“École du Magasin (1987–2016): How Fitting an End.”


“By the end of the aughts, however, the École found itself in a relatively precarious place within an art center with which it had less and less interaction. From that time onward, participants were challenged by working cooperatively within budgetary restrictions and instability. Within this context and following the departure of Alice Vergara in 2009, Lore Gablier was recruited as coordinator and for the next three years worked closely with artist Fareed Armaly, who had just completed his first term as tutor at the École—a role he would hold until 2012. Armaly was already familiar with the context of Le Magasin and its École: not only had he collaborated in the past with Aupetitallot and notably played a key role in the exhibition “Project Unité,” but his approach to media (which informed his artistic program as director of the Künstlerhaus in Stuttgart, Germany) inspired the project “Digital Deviance,” on which he was a consultant.
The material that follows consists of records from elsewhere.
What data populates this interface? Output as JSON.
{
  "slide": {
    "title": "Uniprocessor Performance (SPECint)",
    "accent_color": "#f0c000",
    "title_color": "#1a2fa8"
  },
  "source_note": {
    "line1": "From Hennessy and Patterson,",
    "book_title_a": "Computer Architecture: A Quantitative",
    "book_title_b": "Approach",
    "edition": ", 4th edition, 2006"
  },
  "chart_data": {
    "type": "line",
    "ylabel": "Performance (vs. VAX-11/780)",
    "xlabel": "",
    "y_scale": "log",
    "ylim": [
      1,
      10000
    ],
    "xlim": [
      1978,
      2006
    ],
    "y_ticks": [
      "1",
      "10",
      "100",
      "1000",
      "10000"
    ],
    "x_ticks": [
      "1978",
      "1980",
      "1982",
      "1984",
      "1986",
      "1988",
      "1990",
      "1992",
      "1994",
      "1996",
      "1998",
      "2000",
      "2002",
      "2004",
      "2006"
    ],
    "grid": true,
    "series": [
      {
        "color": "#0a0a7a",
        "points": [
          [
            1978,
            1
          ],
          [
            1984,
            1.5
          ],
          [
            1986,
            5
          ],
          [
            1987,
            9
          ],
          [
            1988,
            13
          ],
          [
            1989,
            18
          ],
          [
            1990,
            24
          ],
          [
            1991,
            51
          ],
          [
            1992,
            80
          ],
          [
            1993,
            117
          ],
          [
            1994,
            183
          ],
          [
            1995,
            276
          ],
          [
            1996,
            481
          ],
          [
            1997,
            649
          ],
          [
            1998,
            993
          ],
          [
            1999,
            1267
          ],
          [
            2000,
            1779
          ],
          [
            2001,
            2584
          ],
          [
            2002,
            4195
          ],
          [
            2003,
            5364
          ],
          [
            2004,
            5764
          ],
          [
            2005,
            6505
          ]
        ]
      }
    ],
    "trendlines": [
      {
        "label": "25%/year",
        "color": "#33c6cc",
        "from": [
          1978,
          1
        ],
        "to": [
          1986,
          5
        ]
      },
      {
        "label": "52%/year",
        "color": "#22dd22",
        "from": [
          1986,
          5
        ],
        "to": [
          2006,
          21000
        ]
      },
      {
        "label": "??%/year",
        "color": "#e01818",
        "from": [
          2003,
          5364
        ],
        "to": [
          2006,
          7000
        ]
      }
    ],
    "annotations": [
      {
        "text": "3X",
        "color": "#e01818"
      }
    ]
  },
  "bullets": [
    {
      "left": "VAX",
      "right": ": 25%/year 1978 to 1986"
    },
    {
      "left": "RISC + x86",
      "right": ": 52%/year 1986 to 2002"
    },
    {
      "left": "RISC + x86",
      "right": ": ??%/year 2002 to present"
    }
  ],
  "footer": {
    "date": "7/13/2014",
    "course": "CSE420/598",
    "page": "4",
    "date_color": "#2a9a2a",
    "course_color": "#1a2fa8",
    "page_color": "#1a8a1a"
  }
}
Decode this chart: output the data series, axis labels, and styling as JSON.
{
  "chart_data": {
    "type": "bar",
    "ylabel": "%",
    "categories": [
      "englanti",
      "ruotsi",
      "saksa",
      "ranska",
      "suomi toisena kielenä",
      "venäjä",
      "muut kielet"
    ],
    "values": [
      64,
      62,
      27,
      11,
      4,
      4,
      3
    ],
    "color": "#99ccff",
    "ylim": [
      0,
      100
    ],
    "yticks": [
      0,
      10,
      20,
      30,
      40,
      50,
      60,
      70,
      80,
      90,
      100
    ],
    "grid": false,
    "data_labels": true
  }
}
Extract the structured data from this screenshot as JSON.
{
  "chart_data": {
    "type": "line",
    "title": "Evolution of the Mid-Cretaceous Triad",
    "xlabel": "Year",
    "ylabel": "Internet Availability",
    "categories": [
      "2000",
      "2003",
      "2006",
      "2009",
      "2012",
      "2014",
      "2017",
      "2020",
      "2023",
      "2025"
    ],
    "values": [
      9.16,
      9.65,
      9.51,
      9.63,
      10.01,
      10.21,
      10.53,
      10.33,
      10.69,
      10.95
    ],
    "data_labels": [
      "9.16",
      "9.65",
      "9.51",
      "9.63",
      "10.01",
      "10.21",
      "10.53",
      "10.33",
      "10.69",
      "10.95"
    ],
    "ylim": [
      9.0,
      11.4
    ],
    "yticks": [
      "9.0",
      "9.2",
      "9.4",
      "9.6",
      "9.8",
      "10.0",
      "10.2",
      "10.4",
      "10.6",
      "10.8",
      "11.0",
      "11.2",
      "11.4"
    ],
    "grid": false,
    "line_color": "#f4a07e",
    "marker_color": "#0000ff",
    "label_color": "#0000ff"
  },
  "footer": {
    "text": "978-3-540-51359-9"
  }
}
As Marianna Hovhannisyan, participant in the eighteenth session of the École (2008–2009), recalled:

Within the context of Le Magasin, the end of the decade felt like a transition—leaving their 1990s focus on more direct results of group exhibitions and confronting the broader issues to be considered in pedagogical curatorial frameworks, which included artistic production and exhibition-making. This context matched well with having Armaly as the session project tutor. Less immediate emphasis was put on the representative outcome of an exhibition, and more on first developing the research process and group-oriented experiment while having in mind the École’s mandate for a collaborative exhibition. For example, with my colleagues, the idea was to first work with a blog format (title: Season18), and from the beginning of the session, to enact our individual research and group dialogue through a fixed number of “episodes.” Such a guidance from Armaly aimed at producing, reflecting on, and archiving the research of the group, and also making public the possible foundations of a transition to the final exhibition project.”

During its final years, the École du Magasin faced increasing external and internal challenges. Coordinators whose contracts were subject to annual renewals were repeatedly turned over, thus affecting the stability of the pedagogical team and preventing the implementation of a long-term pedagogical vision. Following the 1999 Bologna Declaration, the principles of independent study that had constituted the École’s pedagogical identity became more difficult to sustain as degree-granting and academic alignment gained ground. In this changing landscape, the École du Magasin found itself increasingly marginalized, despite its international reputation.”